La recommandation s’avère une stratégie précieuse pour mieux capter l’attention des usagers dans une inflation d’offre de contenus. Les systèmes de recommandation bâtis sur des collectes de données variées se sont développés dans les secteurs du commerce en ligne, et tout particulièrement dans le secteur du livre, de la musique et des films… (Kembellec, Chartron 2014). Pour l’industrie du livre, la transformation de l’attention en intention de lecture ou d’achat est appuyée par des prescriptions personnelles opérées par des « pairs », des proches et par des professionnels de ces secteurs. Les recommandations automatisées calculées sur des données comportementales ou de contenu restent souvent insuffisantes, des avis plus qualitatifs de lecture sont plébiscités. Ainsi certains moteurs de recommandation culturel comme Babelio offre ce type de prescription sociale proposée par les membres de son réseau. De leur côté, les bibliothèques pourraient préférer produire leurs propres recommandations plutôt que de recourir à des services externes, si leurs usagers s’engagent activement à produire ces métadonnées sociales. Mais la question reste ouverte de savoir si ces recommandations élargies seront capables de valoriser la diversité des biens culturels ou si elles conduiront uniquement à renforcer la vente de produits déjà mis en avant.

Conclusion

La commercialisation du livre numérique nécessite la production de métadonnées de qualité. Même si certains éditeurs français commencent à s’y investir et créent des métadonnées offertes gracieusement à l’ensemble des acteurs de la chaîne du livre, leur pourcentage est encore modeste. L’offre marchande des intermédiaires reste plébiscitée. La valeur de leur offre réside dans l’agrégation, la qualité, l’enrichissement et la personnalisation de l’offre.

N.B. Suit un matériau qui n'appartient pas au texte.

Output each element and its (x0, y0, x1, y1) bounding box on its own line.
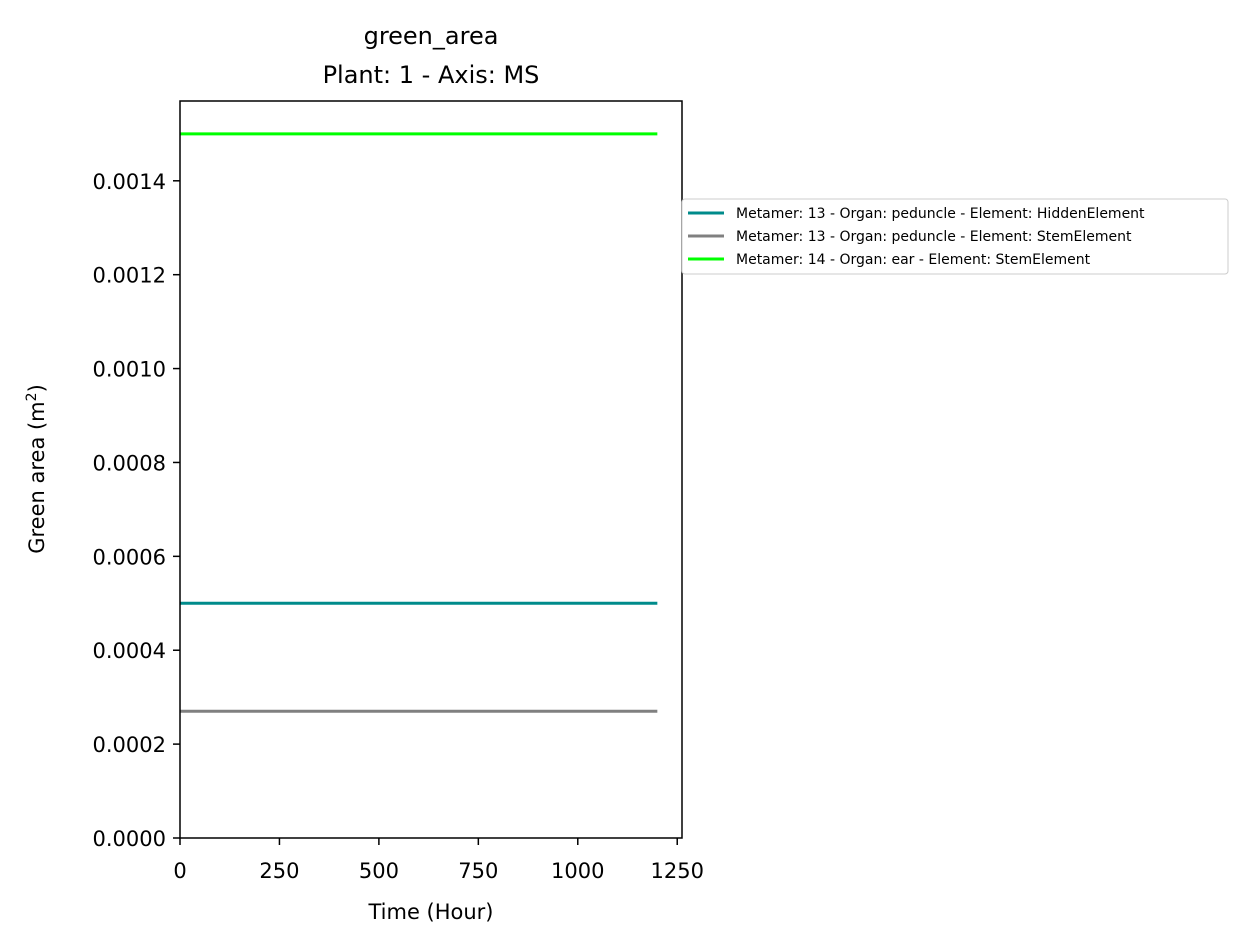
x-tick-label: 1250 (651, 859, 704, 883)
series-layer (180, 132, 658, 713)
y-tick-label: 0.0004 (93, 639, 166, 663)
y-axis: 0.0000 0.0002 0.0004 0.0006 0.0008 0.0010 0.00… (93, 170, 180, 851)
legend-label-3: Metamer: 14 - Organ: ear - Element: Stem… (736, 252, 1091, 268)
y-axis-label-close: ) (25, 384, 49, 392)
y-axis-label-superscript: 2 (24, 392, 40, 401)
x-axis: 0 250 500 750 1000 1250 (173, 838, 704, 883)
legend-label-1: Metamer: 13 - Organ: peduncle - Element:… (736, 206, 1145, 222)
y-tick-label: 0.0000 (93, 827, 166, 851)
y-axis-label-main: Green area (m (25, 401, 49, 553)
y-tick-label: 0.0012 (93, 264, 166, 288)
x-tick-label: 750 (458, 859, 498, 883)
chart-title: green_area (364, 22, 499, 50)
x-tick-label: 500 (359, 859, 399, 883)
legend-entries: Metamer: 13 - Organ: peduncle - Element:… (688, 206, 1145, 268)
legend-label-2: Metamer: 13 - Organ: peduncle - Element:… (736, 229, 1132, 245)
y-tick-label: 0.0008 (93, 451, 166, 475)
y-tick-label: 0.0010 (93, 358, 166, 382)
chart-subtitle: Plant: 1 - Axis: MS (323, 61, 540, 89)
y-tick-label: 0.0002 (93, 733, 166, 757)
x-tick-label: 250 (259, 859, 299, 883)
plot-area-frame (179, 100, 683, 839)
x-tick-label: 1000 (551, 859, 604, 883)
y-tick-label: 0.0006 (93, 545, 166, 569)
legend: Metamer: 13 - Organ: peduncle - Element:… (681, 198, 1229, 275)
x-axis-label: Time (Hour) (367, 900, 493, 924)
legend-frame (681, 198, 1229, 275)
x-tick-label: 0 (173, 859, 186, 883)
y-tick-label: 0.0014 (93, 170, 166, 194)
y-axis-label: Green area (m2) (24, 384, 49, 554)
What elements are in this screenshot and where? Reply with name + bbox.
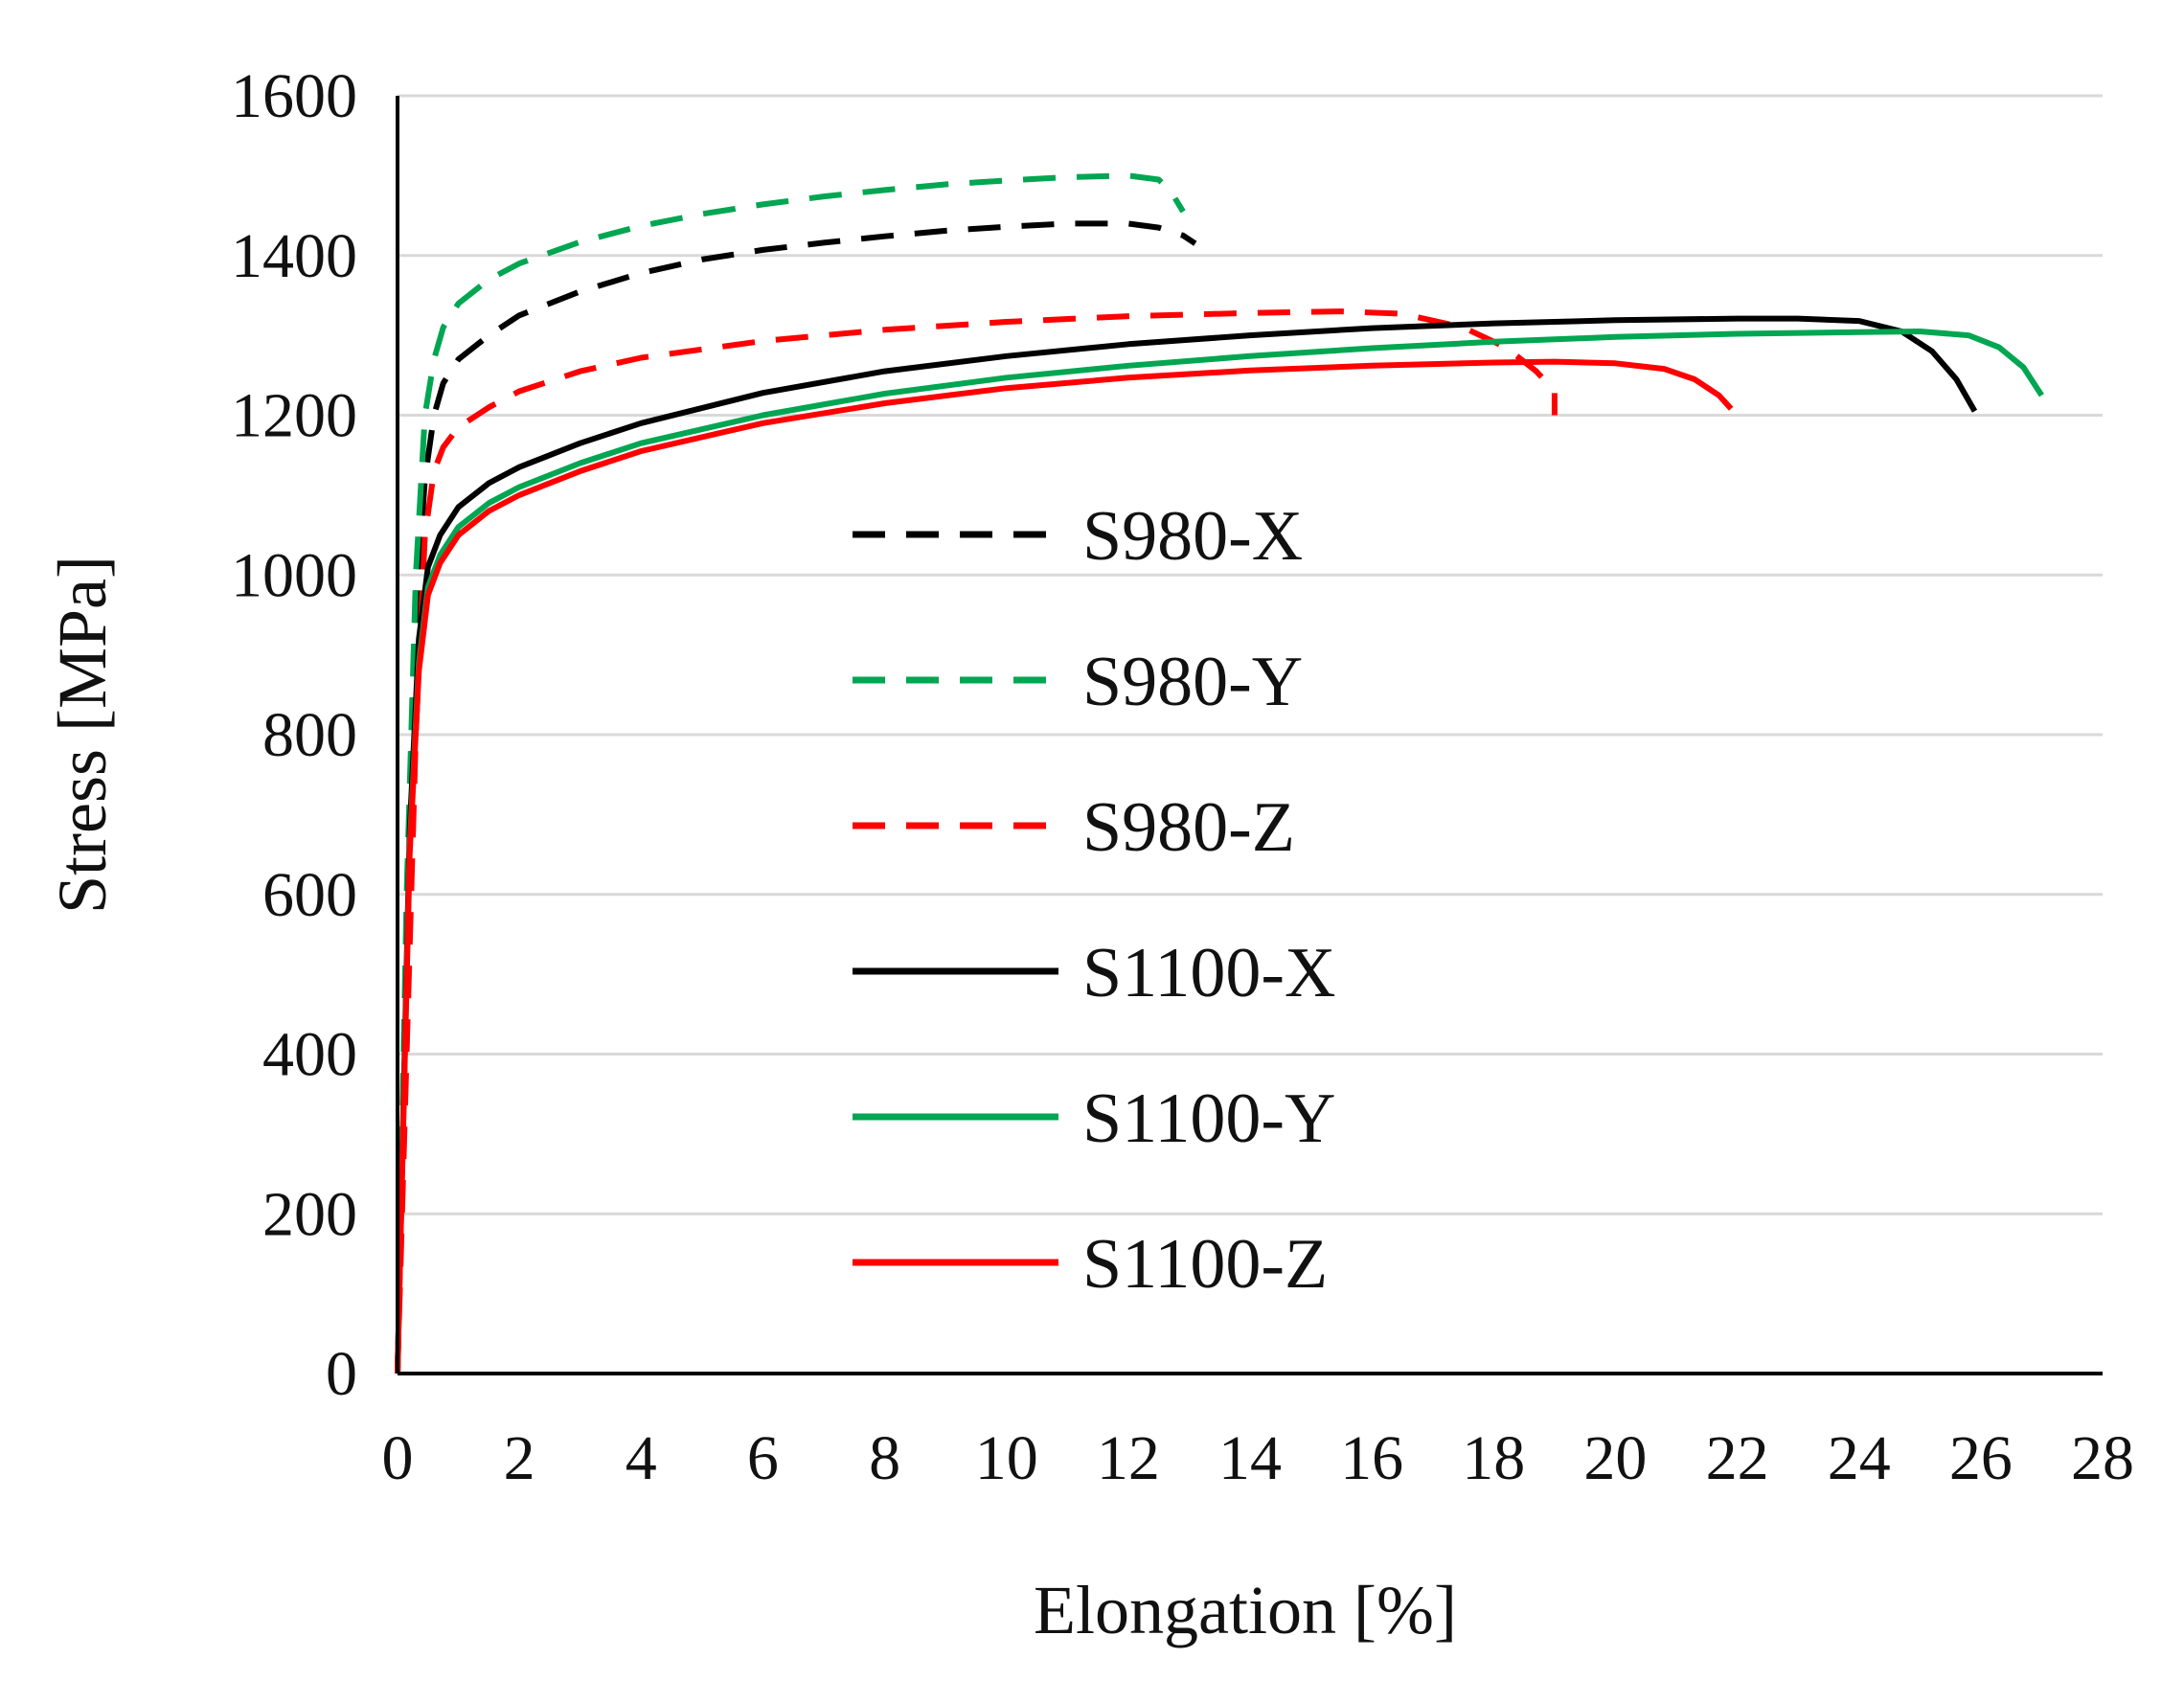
x-axis-title: Elongation [%] — [1034, 1572, 1457, 1648]
y-tick-label: 800 — [262, 700, 357, 770]
y-tick-label: 1400 — [231, 221, 357, 291]
x-tick-label: 2 — [504, 1423, 535, 1493]
x-tick-label: 0 — [382, 1423, 414, 1493]
x-tick-label: 24 — [1828, 1423, 1891, 1493]
x-tick-label: 22 — [1706, 1423, 1769, 1493]
y-tick-label: 0 — [326, 1339, 357, 1409]
y-axis-title: Stress [MPa] — [44, 556, 121, 914]
x-tick-label: 6 — [747, 1423, 779, 1493]
y-tick-label: 200 — [262, 1179, 357, 1249]
x-tick-label: 12 — [1097, 1423, 1160, 1493]
x-tick-label: 14 — [1218, 1423, 1282, 1493]
y-tick-label: 400 — [262, 1020, 357, 1090]
y-tick-label: 600 — [262, 860, 357, 930]
legend-label: S980-Y — [1082, 643, 1303, 721]
x-tick-label: 26 — [1949, 1423, 2013, 1493]
x-tick-label: 10 — [975, 1423, 1038, 1493]
series-line-s980-x — [395, 220, 1197, 1374]
legend-label: S980-X — [1082, 497, 1303, 576]
x-tick-label: 20 — [1583, 1423, 1647, 1493]
plot-series — [395, 172, 2044, 1374]
x-tick-label: 8 — [869, 1423, 900, 1493]
legend-label: S980-Z — [1082, 788, 1295, 867]
y-tick-label: 1000 — [231, 540, 357, 610]
x-tick-label: 4 — [626, 1423, 657, 1493]
series-line-s980-y — [395, 172, 1186, 1374]
x-tick-label: 28 — [2071, 1423, 2134, 1493]
x-tick-label: 16 — [1340, 1423, 1403, 1493]
series-line-s980-z — [395, 308, 1558, 1374]
legend: S980-X S980-Y S980-Z S1100-X S1100-Y S1100-Z — [853, 497, 1336, 1304]
legend-label: S1100-X — [1082, 934, 1336, 1012]
y-tick-label: 1200 — [231, 381, 357, 451]
x-tick-labels: 0 2 4 6 8 10 12 14 16 18 20 22 24 26 28 — [382, 1423, 2135, 1493]
series-line-s1100-z — [395, 358, 1734, 1374]
legend-label: S1100-Z — [1082, 1225, 1328, 1304]
x-tick-label: 18 — [1462, 1423, 1525, 1493]
legend-label: S1100-Y — [1082, 1079, 1336, 1158]
y-tick-label: 1600 — [231, 61, 357, 131]
axes — [396, 96, 2103, 1375]
series-line-s1100-x — [395, 315, 1978, 1374]
y-tick-labels: 0 200 400 600 800 1000 1200 1400 1600 — [231, 61, 357, 1409]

La chaîne de valeur des métadonnées du livre en France devrait se répartir en trois types d’activités principales : activités de production assurées majoritairement par les éditeurs (en interne ou en sous-traitance), activités d’enrichissement effectuées par les bibliothèques (liens et autorités) et les réseaux sociaux numériques du livre (recommandations sociales d’experts et de lecteurs) et activités d’agrégation et de personnalisation réalisées par des intermédiaires spécialisés. La réalité économique et les défis du numérique devraient encourager l’ensemble des acteurs à développer une vision globale pour une gestion efficace du workflow des métadonnées du livre, mutualisant les efforts apportés par l’ensemble des professionnels.